Alcohol’s Relation to Blood Cells and Anemia
- Decreased red blood cell production in the bone marrow
- Loss of blood through ulcers or inflammation
- Destruction of red blood cells from heart valve issues, inflammation, immune system damage, or a cancerous tumor
People who drink heavily are more likely to skip meals and choose to drink instead, which can lead to malnutrition. Additionally, a lot of alcohol in the body reduces how much some nutrients, especially B12 (thiamine) and folate (folic acid), are absorbed in the intestines for use in producing red blood cells. A reduction in nutrients in the body will also prevent bone marrow from producing more red blood cells or healthy red blood cells.
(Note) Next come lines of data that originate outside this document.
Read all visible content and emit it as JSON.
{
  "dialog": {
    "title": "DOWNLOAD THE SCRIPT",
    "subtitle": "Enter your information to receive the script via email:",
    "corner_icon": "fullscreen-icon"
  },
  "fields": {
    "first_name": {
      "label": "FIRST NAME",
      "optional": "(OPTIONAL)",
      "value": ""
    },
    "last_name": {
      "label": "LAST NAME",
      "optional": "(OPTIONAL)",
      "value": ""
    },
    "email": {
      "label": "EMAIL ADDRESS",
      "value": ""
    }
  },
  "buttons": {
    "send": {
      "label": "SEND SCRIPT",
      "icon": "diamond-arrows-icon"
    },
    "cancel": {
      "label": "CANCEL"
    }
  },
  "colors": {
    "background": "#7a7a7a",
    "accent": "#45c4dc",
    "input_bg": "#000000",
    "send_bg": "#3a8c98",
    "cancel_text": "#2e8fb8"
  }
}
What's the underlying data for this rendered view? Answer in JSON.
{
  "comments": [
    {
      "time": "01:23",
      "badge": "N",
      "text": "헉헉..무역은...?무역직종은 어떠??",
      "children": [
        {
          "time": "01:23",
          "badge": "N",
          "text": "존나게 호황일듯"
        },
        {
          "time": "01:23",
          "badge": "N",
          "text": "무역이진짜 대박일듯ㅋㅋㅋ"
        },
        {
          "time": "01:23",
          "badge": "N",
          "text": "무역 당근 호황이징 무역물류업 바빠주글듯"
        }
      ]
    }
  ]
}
Bone marrow abnormalities may occur in people who drink an extremely large amount of alcohol for many years – for example, heavy drinkers who consume 74 drinks per week.
Liver dysfunction can also affect how red blood cells are managed by the body. Anemia is a common complication associated with liver disease, and alcohol is known to cause damage to the liver, leading to fatty liver, alcoholic hepatitis, cirrhosis, and even liver cancer. The main sign of liver damage is jaundice, when the skin or whites of the eyes turn yellow due to unprocessed toxins in the body. Anemia is associated with jaundice, so a doctor may begin treating anemia while they also treat liver damage.
Red blood cell decreases may be associated with fewer platelets in the body, so experiencing alcoholic anemia can reduce the body’s ability to form clots. This can show up as simple nosebleeds but may lead to a stroke. Stomach upset from chronic inflammation due to the presence of alcohol and less food will lead to ulcers. These ulcers are less likely to heal and more likely to bleed excessively, which can cause anemia among other serious health issues.
One condition caused by alcohol abuse is Zieve’s syndrome. This is a rare disease with three main symptoms: jaundice, anemia, and transient hyperlipidemia (elevated lipids in the blood). While it is not often diagnosed, some medical researchers believe it may be more common in heavy drinkers, although it is rarely recognized.
Preventing Anemia from Alcohol Abuse
There are many ways to overcome anemia, such as iron supplements, a dietary plan, surgery to close internal wounds, or treatment for a chronic disease. The best way to stop anemia caused by alcohol abuse is to get evidence-based treatment for alcoholism. Your physician will diagnose anemia and work to find the underlying cause; this means they can refer you to treatment with an appropriate addiction specialist or rehabilitation program.
If you do not have anemia but are worried about your drinking, you should still get help. SAMHSA offers an online treatment finder and associated hotline, so you can search for medically supervised alcohol detox, and rehabilitation. The National Institute on Drug Abuse (NIDA) has a list of Principles of Effective Treatment to help you navigate offerings that are right for you.